My oh my, but there are a lot of characters. That’s fine – there were lots of characters in Harry Potter, and that was one of the best things about it. But there’s a key difference: where most of the Potter characters were likable, just about none of the characters in this book are. It’s a town full of detestable people. And jumping perspectives from one horrible person to another does not make me care about any of them. I ended up barely invested in any of them.
Perhaps Jo was going for a Wuthering Heights effect, where you read about horrible people with detachment and don’t mind their suffering. Except the writing makes it seem like we’re supposed to empathize with the characters… and that’s just not happening.
Plot?
This heading has a question mark, because I’m still not certain there was one at all. I suppose the thing about filling Barry’s seat could qualify as a plot, though that emerged only halfway through the book and fizzled out for the most part. The struggle about the Fields could be considered a plot, though it’s written like a subplot. And none of the other stories occurring seemed very plot-like either.
For an analogy, imagine reading a book that talked about SPEW, and Buckbeak’s execution, and Ludo Bagman’s gambling addiction. Sure, they’re tenuously connected because they bump into each other once or twice. But without Harry vs Voldemort as the series’ central storyline, it would be a feeble book, wouldn’t it?
I imagined, upon reading the book summary, that Barry’s death would cause a vacancy on the council, and the squabbling over the vacancy would throw a town into chaos. Instead, I get a town that’s already horribly off, and it’s all marginally connected because everyone knew Barry or knew of him.

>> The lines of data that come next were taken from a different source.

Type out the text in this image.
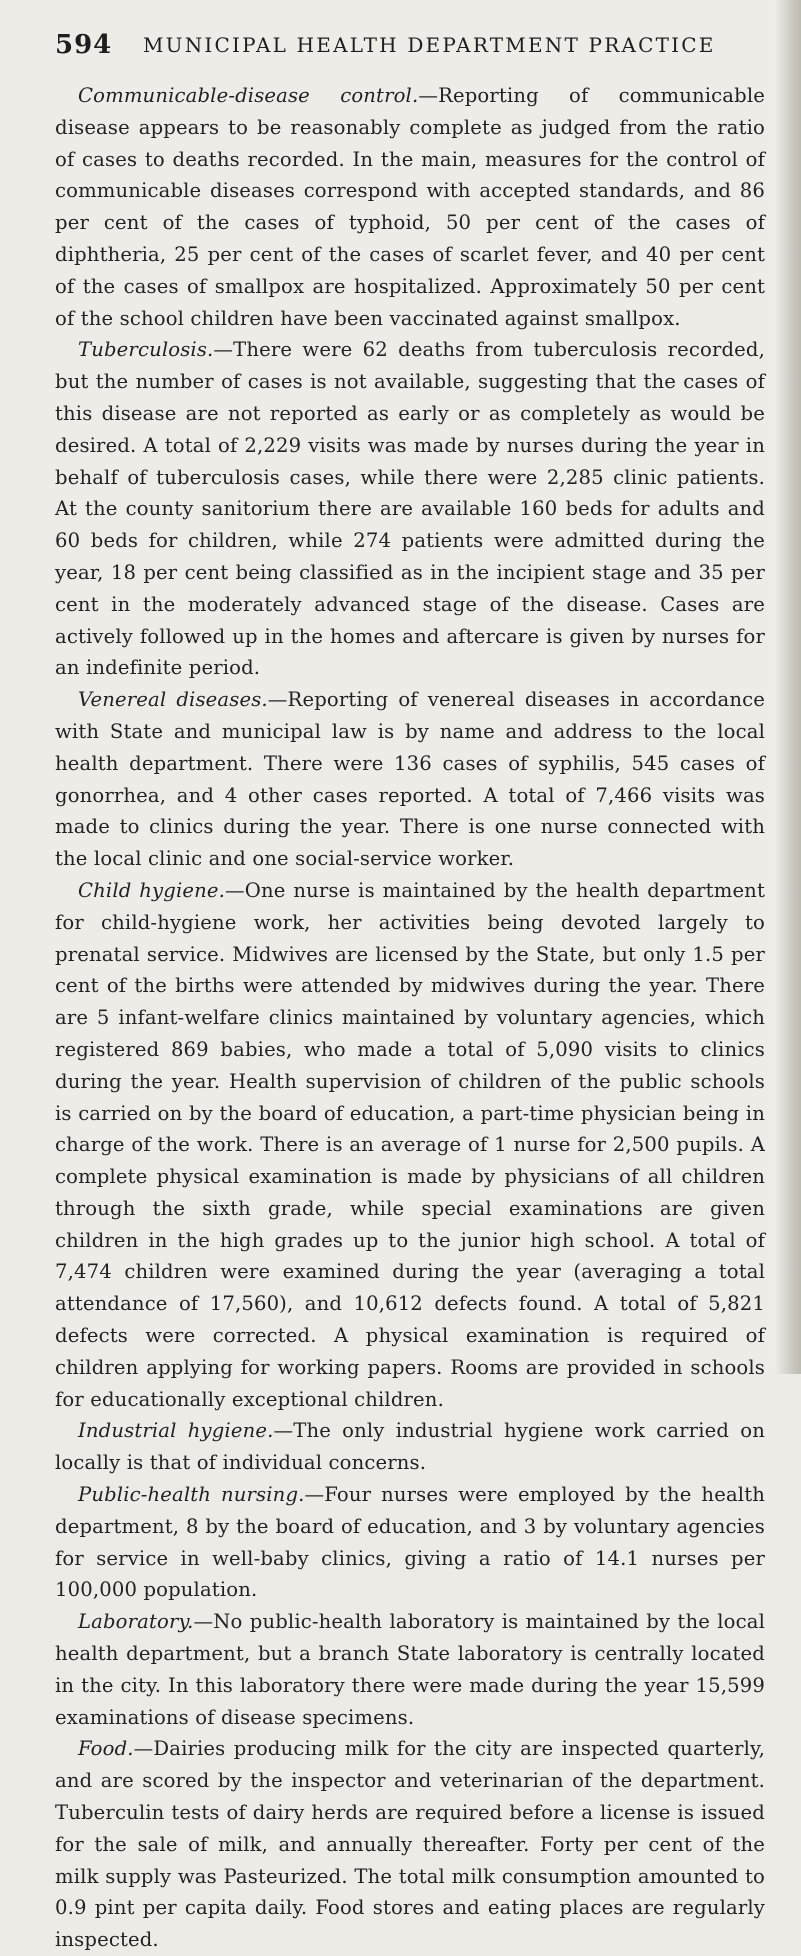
594 MUNICIPAL HEALTH DEPARTMENT PRACTICE

Communicable-disease control.—Reporting of communicable disease appears to be reasonably complete as judged from the ratio of cases to deaths recorded. In the main, measures for the control of communicable diseases correspond with accepted standards, and 86 per cent of the cases of typhoid, 50 per cent of the cases of diphtheria, 25 per cent of the cases of scarlet fever, and 40 per cent of the cases of smallpox are hospitalized. Approximately 50 per cent of the school children have been vaccinated against smallpox.

Tuberculosis.—There were 62 deaths from tuberculosis recorded, but the number of cases is not available, suggesting that the cases of this disease are not reported as early or as completely as would be desired. A total of 2,229 visits was made by nurses during the year in behalf of tuberculosis cases, while there were 2,285 clinic patients. At the county sanitorium there are available 160 beds for adults and 60 beds for children, while 274 patients were admitted during the year, 18 per cent being classified as in the incipient stage and 35 per cent in the moderately advanced stage of the disease. Cases are actively followed up in the homes and aftercare is given by nurses for an indefinite period.

Venereal diseases.—Reporting of venereal diseases in accordance with State and municipal law is by name and address to the local health department. There were 136 cases of syphilis, 545 cases of gonorrhea, and 4 other cases reported. A total of 7,466 visits was made to clinics during the year. There is one nurse connected with the local clinic and one social-service worker.

Child hygiene.—One nurse is maintained by the health department for child-hygiene work, her activities being devoted largely to prenatal service. Midwives are licensed by the State, but only 1.5 per cent of the births were attended by midwives during the year. There are 5 infant-welfare clinics maintained by voluntary agencies, which registered 869 babies, who made a total of 5,090 visits to clinics during the year. Health supervision of children of the public schools is carried on by the board of education, a part-time physician being in charge of the work. There is an average of 1 nurse for 2,500 pupils. A complete physical examination is made by physicians of all children through the sixth grade, while special examinations are given children in the high grades up to the junior high school. A total of 7,474 children were examined during the year (averaging a total attendance of 17,560), and 10,612 defects found. A total of 5,821 defects were corrected. A physical examination is required of children applying for working papers. Rooms are provided in schools for educationally exceptional children.

Industrial hygiene.—The only industrial hygiene work carried on locally is that of individual concerns.

Public-health nursing.—Four nurses were employed by the health department, 8 by the board of education, and 3 by voluntary agencies for service in well-baby clinics, giving a ratio of 14.1 nurses per 100,000 population.

Laboratory.—No public-health laboratory is maintained by the local health department, but a branch State laboratory is centrally located in the city. In this laboratory there were made during the year 15,599 examinations of disease specimens.

Food.—Dairies producing milk for the city are inspected quarterly, and are scored by the inspector and veterinarian of the department. Tuberculin tests of dairy herds are required before a license is issued for the sale of milk, and annually thereafter. Forty per cent of the milk supply was Pasteurized. The total milk consumption amounted to 0.9 pint per capita daily. Food stores and eating places are regularly inspected.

Essentially, this book is a town full of awful people, and we get five hundred pages of them being horrible to each other and gossiping about each other. Which would all have been a delightful backdrop to a story, but it does not constitute an actual plot. Maybe Jo just had all these ideas floating in her head and decided to try and combine them into a novel, in lieu of just writing short stories about them. And they would have been interesting stories, I suspect, if they were not interspersed with all the waffle of them gossiping about each other.
Conclusion
So to wrap up, this book is poorly written, full of vile characters, and lacking a plot. I really cannot think up anything to recommend this book.

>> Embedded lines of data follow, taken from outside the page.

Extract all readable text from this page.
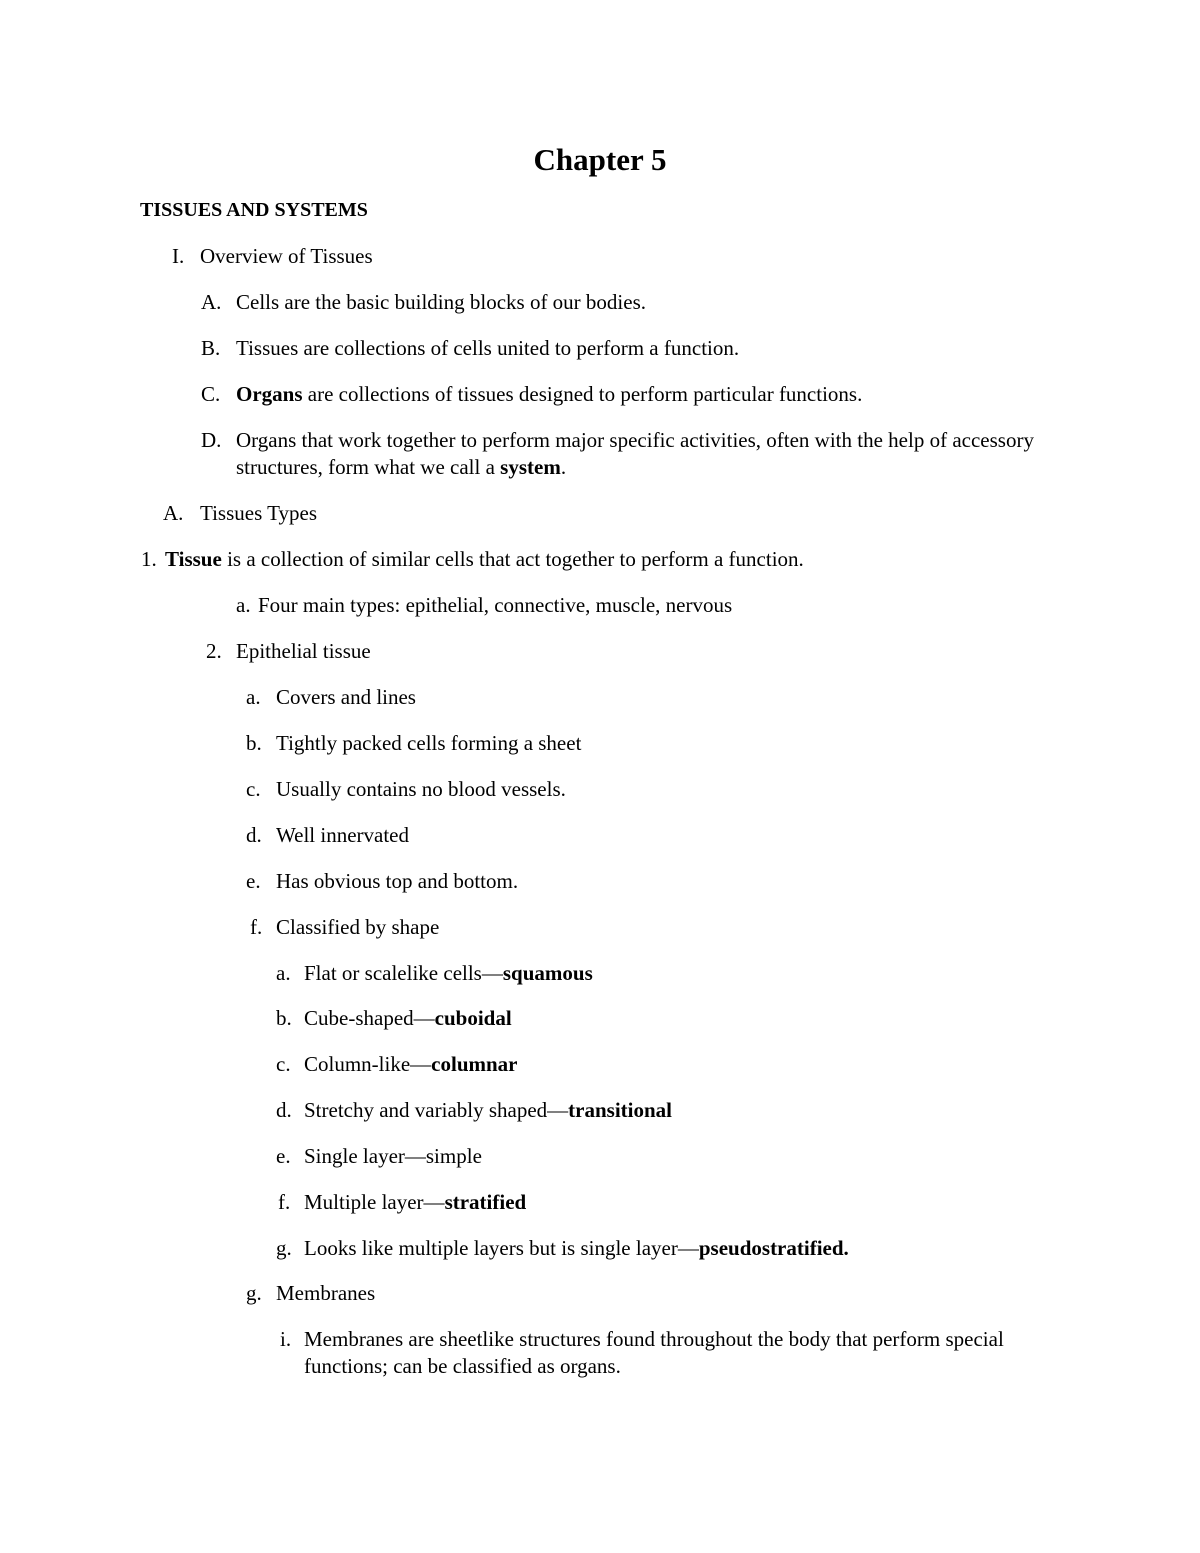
Chapter 5
TISSUES AND SYSTEMS
I. Overview of Tissues
A. Cells are the basic building blocks of our bodies.
B. Tissues are collections of cells united to perform a function.
C. Organs are collections of tissues designed to perform particular functions.
D. Organs that work together to perform major specific activities, often with the help of accessory structures, form what we call a system.
A. Tissues Types
1. Tissue is a collection of similar cells that act together to perform a function.
a. Four main types: epithelial, connective, muscle, nervous
2. Epithelial tissue
a. Covers and lines
b. Tightly packed cells forming a sheet
c. Usually contains no blood vessels.
d. Well innervated
e. Has obvious top and bottom.
f. Classified by shape
a. Flat or scalelike cells—squamous
b. Cube-shaped—cuboidal
c. Column-like—columnar
d. Stretchy and variably shaped—transitional
e. Single layer—simple
f. Multiple layer—stratified
g. Looks like multiple layers but is single layer—pseudostratified.
g. Membranes
i. Membranes are sheetlike structures found throughout the body that perform special functions; can be classified as organs.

Put it this way: I spent two weeks in a row staying up until 3am rereading Harry Potter for the thirteenth time. I didn’t bother opening this book outside of my subway commutes, not until the last hundred pages or so, when it became marginally interesting as the many conflicts reached a head (not that there was much in the way of resolution for any of them). It was a chore to finish, and if it had been written by anyone else, I would not have bothered.

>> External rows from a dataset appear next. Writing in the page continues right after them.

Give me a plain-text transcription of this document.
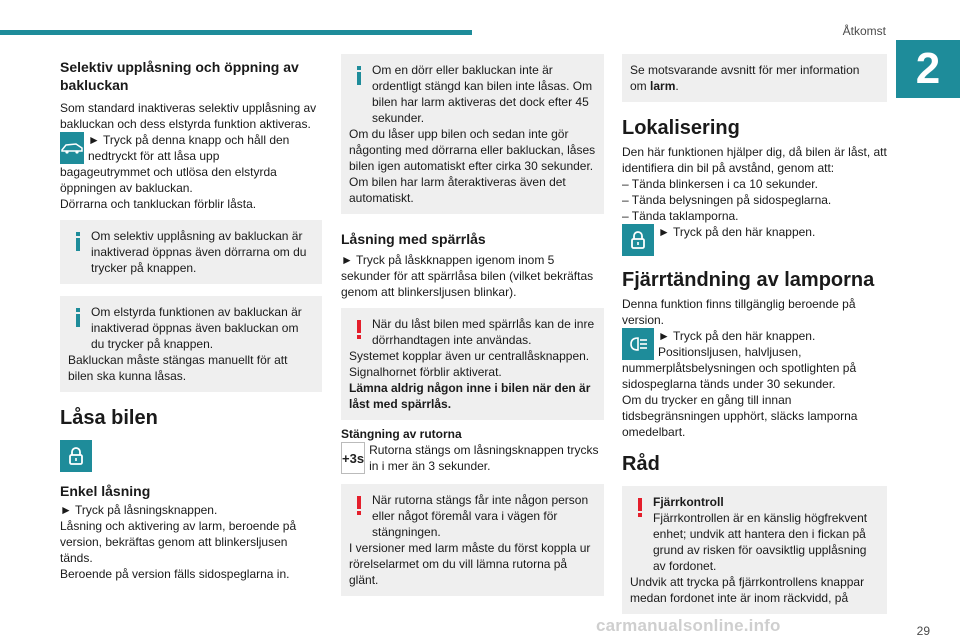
Åtkomst
2
Selektiv upplåsning och öppning av bakluckan

Som standard inaktiveras selektiv upplåsning av bakluckan och dess elstyrda funktion aktiveras.

► Tryck på denna knapp och håll den nedtryckt för att låsa upp

bagageutrymmet och utlösa den elstyrda öppningen av bakluckan.

Dörrarna och tankluckan förblir låsta.

Om selektiv upplåsning av bakluckan är inaktiverad öppnas även dörrarna om du trycker på knappen.

Om elstyrda funktionen av bakluckan är inaktiverad öppnas även bakluckan om du trycker på knappen.

Bakluckan måste stängas manuellt för att bilen ska kunna låsas.

Låsa bilen
Enkel låsning

► Tryck på låsningsknappen.

Låsning och aktivering av larm, beroende på version, bekräftas genom att blinkersljusen tänds.

Beroende på version fälls sidospeglarna in.

Om en dörr eller bakluckan inte är ordentligt stängd kan bilen inte låsas. Om bilen har larm aktiveras det dock efter 45 sekunder.

Om du låser upp bilen och sedan inte gör någonting med dörrarna eller bakluckan, låses bilen igen automatiskt efter cirka 30 sekunder. Om bilen har larm återaktiveras även det automatiskt.

Låsning med spärrlås

► Tryck på låskknappen igenom inom 5 sekunder för att spärrlåsa bilen (vilket bekräftas genom att blinkersljusen blinkar).

När du låst bilen med spärrlås kan de inre dörrhandtagen inte användas.

Systemet kopplar även ur centrallåsknappen.

Signalhornet förblir aktiverat.

Lämna aldrig någon inne i bilen när den är låst med spärrlås.

Stängning av rutorna
+3s

Rutorna stängs om låsningsknappen trycks in i mer än 3 sekunder.

När rutorna stängs får inte någon person eller något föremål vara i vägen för stängningen.

I versioner med larm måste du först koppla ur rörelselarmet om du vill lämna rutorna på glänt.

Se motsvarande avsnitt för mer information om larm.

Lokalisering

Den här funktionen hjälper dig, då bilen är låst, att identifiera din bil på avstånd, genom att:

– Tända blinkersen i ca 10 sekunder.

– Tända belysningen på sidospeglarna.

– Tända taklamporna.

► Tryck på den här knappen.

Fjärrtändning av lamporna

Denna funktion finns tillgänglig beroende på version.

► Tryck på den här knappen.

Positionsljusen, halvljusen,

nummerplåtsbelysningen och spotlighten på sidospeglarna tänds under 30 sekunder.

Om du trycker en gång till innan tidsbegränsningen upphört, släcks lamporna omedelbart.

Råd

Fjärrkontroll

Fjärrkontrollen är en känslig högfrekvent enhet; undvik att hantera den i fickan på grund av risken för oavsiktlig upplåsning av fordonet.

Undvik att trycka på fjärrkontrollens knappar medan fordonet inte är inom räckvidd, på

29
carmanualsonline.info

I’ve talked to other people about the book, in the vain hope that it would get good at some point, or that at least someone was enjoying it. I’ve yet to find anyone who had something good to say. It’s been rather like high school, where my entire class was forced to read Shakespeare or something, and people would grudgingly talk about how they couldn’t wait to be done. And this is perhaps most disappointing of all, that unlike Pottermore or the HP movies, no one seems to be enjoying this.
It’s not that I think Jo is a bad writer now (though I no longer deem her infallible). I think that the constraints Harry Potter placed on her – one point of view, mostly suitable for children, etc. – made her writing good. Without any self-imposed filters (because, let’s face it, what editor would tell Jo Rowling that her book is bad?), she went unchecked, and produced this.
I think I’ll go return my copy of the book to Barnes & Noble, because there isn’t a chance in hell I’ll reread this – struggling through it once was enough. I would not recommend reading this. If you’ve started, go ahead and finish it, because it does get better as it goes on – it just never gets good enough to warrant starting in the first place.
I scarcely need to say how upset I am by all of this, and how badly I wanted to love this book. But perhaps it was just a fluke, and I’ll have faith that Jo’s next book will be better.